Condition Description
Folio. Contemporary pig skin over beveled-edged wooden boards, elaborately decorated in blind, with two brass clasps. Recent tasteful laid paper endpapers. Some wear to spine extremities. [48], 584 [i.e. 586], [2, colophon] pages. Titlepage with woodcut vignette (printer's device, which is repeated in a larger version on verso of colophon). A few woodcuts in the text and numerous beautiful woodcut capitals. Lacks the Grynaeus / Münster map, else complete. Titlepage with some light soil. Scattered minor foxing (mostly marginal). Old outline dampstain in upper gutter margins of first 200 pages or so. Some neat very early Latin marginalia. A very clean copy in a handsome contemporary binding.
Reference
European Americana 532/17. Sabin 34100. Borba de Moraes I, p. 317. Medina, Biblioteca Hispano-Americana 46 (pages 68-69). Harrisse 171. JCB (3)I:104. Streit, Bibliotheca Missionum I:28.
Sebastian Munster Biography

Sebastian Münster (1488-1552) was a cosmographer and professor of Hebrew who taught at Tübingen, Heidelberg, and Basel. He settled in the latter in 1529 and died there, of plague, in 1552. Münster made himself the center of a large network of scholars from whom he obtained geographic descriptions, maps, and directions.

As a young man, Münster joined the Franciscan order, in which he became a priest. He then studied geography at Tübingen, graduating in 1518. He moved to Basel, where he published a Hebrew grammar, one of the first books in Hebrew published in Germany. In 1521 Münster moved again, to Heidelberg, where he continued to publish Hebrew texts and the first German-produced books in Aramaic. After converting to Protestantism in 1529, he took over the chair of Hebrew at Basel, where he published his main Hebrew work, a two-volume Old Testament with a Latin translation.

Münster published his first known map, a map of Germany, in 1525. Three years later, he released a treatise on sundials. In 1540, he published Geographia universalis vetus et nova, an updated edition of Ptolemy’s Geographia. In addition to the Ptolemaic maps, Münster added 21 modern maps. One of Münster’s innovations was to include one map for each continent, a concept that would influence Ortelius and other early atlas makers.
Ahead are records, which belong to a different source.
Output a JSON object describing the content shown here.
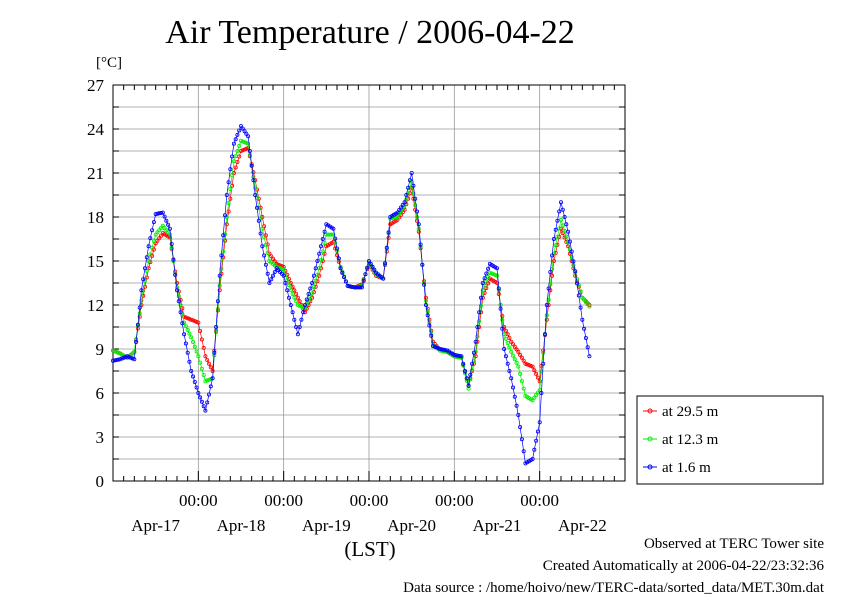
{
  "title": "Air Temperature / 2006-04-22",
  "unit_label": "[°C]",
  "x_axis_title": "(LST)",
  "footer": {
    "site": "Observed at TERC Tower site",
    "created": "Created Automatically at 2006-04-22/23:32:36",
    "source": "Data source : /home/hoivo/new/TERC-data/sorted_data/MET.30m.dat"
  },
  "chart_data": {
    "type": "line",
    "title": "Air Temperature / 2006-04-22",
    "ylabel": "[°C]",
    "xlabel": "(LST)",
    "ylim": [
      0,
      27
    ],
    "yticks": [
      "0",
      "3",
      "6",
      "9",
      "12",
      "15",
      "18",
      "21",
      "24",
      "27"
    ],
    "xlim_hours": [
      0,
      144
    ],
    "day_ticks": [
      {
        "label": "00:00",
        "day": "Apr-17",
        "hour": 24
      },
      {
        "label": "00:00",
        "day": "Apr-18",
        "hour": 48
      },
      {
        "label": "00:00",
        "day": "Apr-19",
        "hour": 72
      },
      {
        "label": "00:00",
        "day": "Apr-20",
        "hour": 96
      },
      {
        "label": "00:00",
        "day": "Apr-21",
        "hour": 120
      },
      {
        "label": "00:00",
        "day": "Apr-22",
        "hour": 144
      }
    ],
    "grid": true,
    "legend_position": "right",
    "series": [
      {
        "name": "at 29.5 m",
        "color": "#ff0000",
        "points": [
          [
            0,
            8.9
          ],
          [
            2,
            8.7
          ],
          [
            4,
            8.4
          ],
          [
            6,
            8.8
          ],
          [
            8,
            12.0
          ],
          [
            10,
            14.5
          ],
          [
            12,
            16.2
          ],
          [
            14,
            16.9
          ],
          [
            16,
            16.6
          ],
          [
            18,
            13.5
          ],
          [
            20,
            11.2
          ],
          [
            22,
            11.0
          ],
          [
            24,
            10.8
          ],
          [
            26,
            8.5
          ],
          [
            28,
            7.5
          ],
          [
            30,
            13.0
          ],
          [
            32,
            17.5
          ],
          [
            34,
            21.0
          ],
          [
            36,
            22.5
          ],
          [
            38,
            22.7
          ],
          [
            40,
            20.5
          ],
          [
            42,
            18.0
          ],
          [
            44,
            15.5
          ],
          [
            46,
            14.8
          ],
          [
            48,
            14.6
          ],
          [
            50,
            13.5
          ],
          [
            52,
            12.5
          ],
          [
            54,
            11.5
          ],
          [
            56,
            12.5
          ],
          [
            58,
            14.0
          ],
          [
            60,
            16.0
          ],
          [
            62,
            16.3
          ],
          [
            64,
            14.5
          ],
          [
            66,
            13.3
          ],
          [
            68,
            13.2
          ],
          [
            70,
            13.4
          ],
          [
            72,
            14.8
          ],
          [
            74,
            14.0
          ],
          [
            76,
            13.8
          ],
          [
            78,
            17.5
          ],
          [
            80,
            17.8
          ],
          [
            82,
            18.5
          ],
          [
            84,
            20.0
          ],
          [
            86,
            17.0
          ],
          [
            88,
            12.5
          ],
          [
            90,
            9.5
          ],
          [
            92,
            8.9
          ],
          [
            94,
            8.8
          ],
          [
            96,
            8.5
          ],
          [
            98,
            8.4
          ],
          [
            100,
            6.5
          ],
          [
            102,
            8.5
          ],
          [
            104,
            12.5
          ],
          [
            106,
            13.8
          ],
          [
            108,
            13.5
          ],
          [
            110,
            10.5
          ],
          [
            112,
            9.5
          ],
          [
            114,
            8.8
          ],
          [
            116,
            8.0
          ],
          [
            118,
            7.8
          ],
          [
            120,
            6.8
          ],
          [
            122,
            11.0
          ],
          [
            124,
            15.0
          ],
          [
            126,
            17.2
          ],
          [
            128,
            16.0
          ],
          [
            130,
            14.0
          ],
          [
            132,
            12.5
          ],
          [
            134,
            12.0
          ]
        ]
      },
      {
        "name": "at 12.3 m",
        "color": "#00ee00",
        "points": [
          [
            0,
            8.9
          ],
          [
            2,
            8.7
          ],
          [
            4,
            8.4
          ],
          [
            6,
            8.8
          ],
          [
            8,
            12.3
          ],
          [
            10,
            15.0
          ],
          [
            12,
            16.8
          ],
          [
            14,
            17.4
          ],
          [
            16,
            16.8
          ],
          [
            18,
            13.2
          ],
          [
            20,
            10.8
          ],
          [
            22,
            9.8
          ],
          [
            24,
            8.5
          ],
          [
            26,
            6.8
          ],
          [
            28,
            7.0
          ],
          [
            30,
            13.3
          ],
          [
            32,
            18.0
          ],
          [
            34,
            21.8
          ],
          [
            36,
            23.2
          ],
          [
            38,
            23.0
          ],
          [
            40,
            20.0
          ],
          [
            42,
            17.2
          ],
          [
            44,
            15.0
          ],
          [
            46,
            14.6
          ],
          [
            48,
            14.4
          ],
          [
            50,
            13.0
          ],
          [
            52,
            12.0
          ],
          [
            54,
            11.8
          ],
          [
            56,
            12.8
          ],
          [
            58,
            14.5
          ],
          [
            60,
            16.8
          ],
          [
            62,
            16.8
          ],
          [
            64,
            14.6
          ],
          [
            66,
            13.3
          ],
          [
            68,
            13.2
          ],
          [
            70,
            13.3
          ],
          [
            72,
            14.9
          ],
          [
            74,
            14.1
          ],
          [
            76,
            13.8
          ],
          [
            78,
            17.9
          ],
          [
            80,
            18.0
          ],
          [
            82,
            18.8
          ],
          [
            84,
            20.4
          ],
          [
            86,
            17.2
          ],
          [
            88,
            12.3
          ],
          [
            90,
            9.3
          ],
          [
            92,
            8.9
          ],
          [
            94,
            8.8
          ],
          [
            96,
            8.5
          ],
          [
            98,
            8.4
          ],
          [
            100,
            6.3
          ],
          [
            102,
            8.8
          ],
          [
            104,
            13.0
          ],
          [
            106,
            14.2
          ],
          [
            108,
            14.0
          ],
          [
            110,
            10.0
          ],
          [
            112,
            8.8
          ],
          [
            114,
            7.8
          ],
          [
            116,
            5.8
          ],
          [
            118,
            5.5
          ],
          [
            120,
            6.2
          ],
          [
            122,
            11.3
          ],
          [
            124,
            15.5
          ],
          [
            126,
            17.8
          ],
          [
            128,
            16.3
          ],
          [
            130,
            14.2
          ],
          [
            132,
            12.5
          ],
          [
            134,
            11.9
          ]
        ]
      },
      {
        "name": "at 1.6 m",
        "color": "#0000ff",
        "points": [
          [
            0,
            8.2
          ],
          [
            2,
            8.3
          ],
          [
            4,
            8.5
          ],
          [
            6,
            8.3
          ],
          [
            8,
            13.0
          ],
          [
            10,
            16.0
          ],
          [
            12,
            18.2
          ],
          [
            14,
            18.3
          ],
          [
            16,
            17.2
          ],
          [
            18,
            13.0
          ],
          [
            20,
            10.0
          ],
          [
            22,
            7.5
          ],
          [
            24,
            6.0
          ],
          [
            26,
            4.8
          ],
          [
            28,
            7.0
          ],
          [
            30,
            14.0
          ],
          [
            32,
            19.5
          ],
          [
            34,
            23.0
          ],
          [
            36,
            24.2
          ],
          [
            38,
            23.5
          ],
          [
            40,
            19.5
          ],
          [
            42,
            16.0
          ],
          [
            44,
            13.5
          ],
          [
            46,
            14.5
          ],
          [
            48,
            14.0
          ],
          [
            50,
            12.0
          ],
          [
            52,
            10.0
          ],
          [
            54,
            12.0
          ],
          [
            56,
            13.5
          ],
          [
            58,
            15.5
          ],
          [
            60,
            17.5
          ],
          [
            62,
            17.2
          ],
          [
            64,
            14.5
          ],
          [
            66,
            13.3
          ],
          [
            68,
            13.2
          ],
          [
            70,
            13.2
          ],
          [
            72,
            15.0
          ],
          [
            74,
            14.2
          ],
          [
            76,
            13.8
          ],
          [
            78,
            18.0
          ],
          [
            80,
            18.3
          ],
          [
            82,
            19.0
          ],
          [
            84,
            21.0
          ],
          [
            86,
            17.5
          ],
          [
            88,
            12.0
          ],
          [
            90,
            9.2
          ],
          [
            92,
            9.0
          ],
          [
            94,
            8.9
          ],
          [
            96,
            8.6
          ],
          [
            98,
            8.5
          ],
          [
            100,
            6.5
          ],
          [
            102,
            9.5
          ],
          [
            104,
            13.5
          ],
          [
            106,
            14.8
          ],
          [
            108,
            14.5
          ],
          [
            110,
            9.0
          ],
          [
            112,
            7.0
          ],
          [
            114,
            4.5
          ],
          [
            116,
            1.2
          ],
          [
            118,
            1.5
          ],
          [
            120,
            4.0
          ],
          [
            122,
            12.0
          ],
          [
            124,
            16.5
          ],
          [
            126,
            19.0
          ],
          [
            128,
            17.0
          ],
          [
            130,
            14.3
          ],
          [
            132,
            11.0
          ],
          [
            134,
            8.5
          ]
        ]
      }
    ]
  }
}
The Geographia was reprinted in 1542, 1545, and 1552.  

He is best known for his Cosmographia universalis, first published in 1544 and released in at least 35 editions by 1628. It was the first German-language description of the world and contained 471 woodcuts and 26 maps over six volumes. Many of the maps were taken from the Geographia and modified over time. The Cosmographia was widely used in the sixteenth and seventeenth centuries. The text, woodcuts, and maps all influenced geographical thought for generations.